Ahí, ese yo tiene nombre, no se llama Javier Marías. Además, ese yo dice estar casado y tener una
hija, cosa que no le ocurre a Javier. Diez años después, en otra obra, el autor aparece con el nombre
de Jacobo, Jaime, Jack... Resulta que al padre de Jacobo le ocurren las mismas cosas que le pasaron
a Javier Marías: denunciado en la posguerra como republicano, estuvo detenido, etc.

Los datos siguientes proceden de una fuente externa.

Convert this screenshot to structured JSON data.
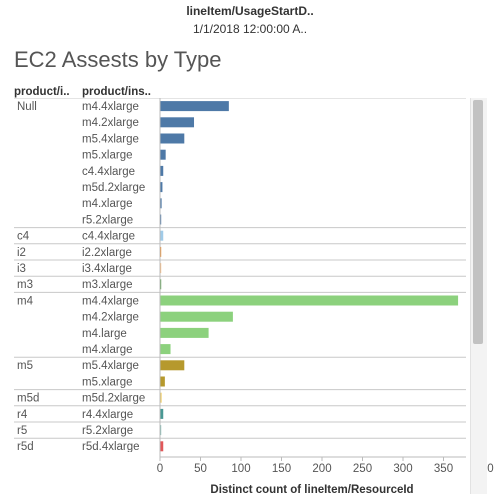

El yo no es siempre una autoficción, pero puede ser una figuración del yo. La figuración del yo
es la concepción de una figura que se parece a lo real. De ahí viene el concepto de dibujar, como
Cervantes, que pintaba a Dulcinea como él deseaba. Después de haber desarrollado esta
investigación, Pozuelo se encontraba en la tesitura de tener que explicar un yo personal que no tiene
por qué ser autoficcional en los términos biográficos, pero que puede responder a un yo personal
que sea una figuración del autor, una figuración del yo. Es entonces cuando Pozuelo habla del yo
ensayístico. Se da cuenta de que hay yoes narrativos reflexivos, yoes que la gente ha tendido a
explicarlos desde la categoría de autobiografía o la autoficción cuando se explican mejor a partir de
la categoría de ensayo: un yo reflexivo con una diferencia: el yo figural reflexivo de la novela no es
un yo real, sino un yo representado, figurado o fantaseado. Esto sucede en Castilla de Azorín.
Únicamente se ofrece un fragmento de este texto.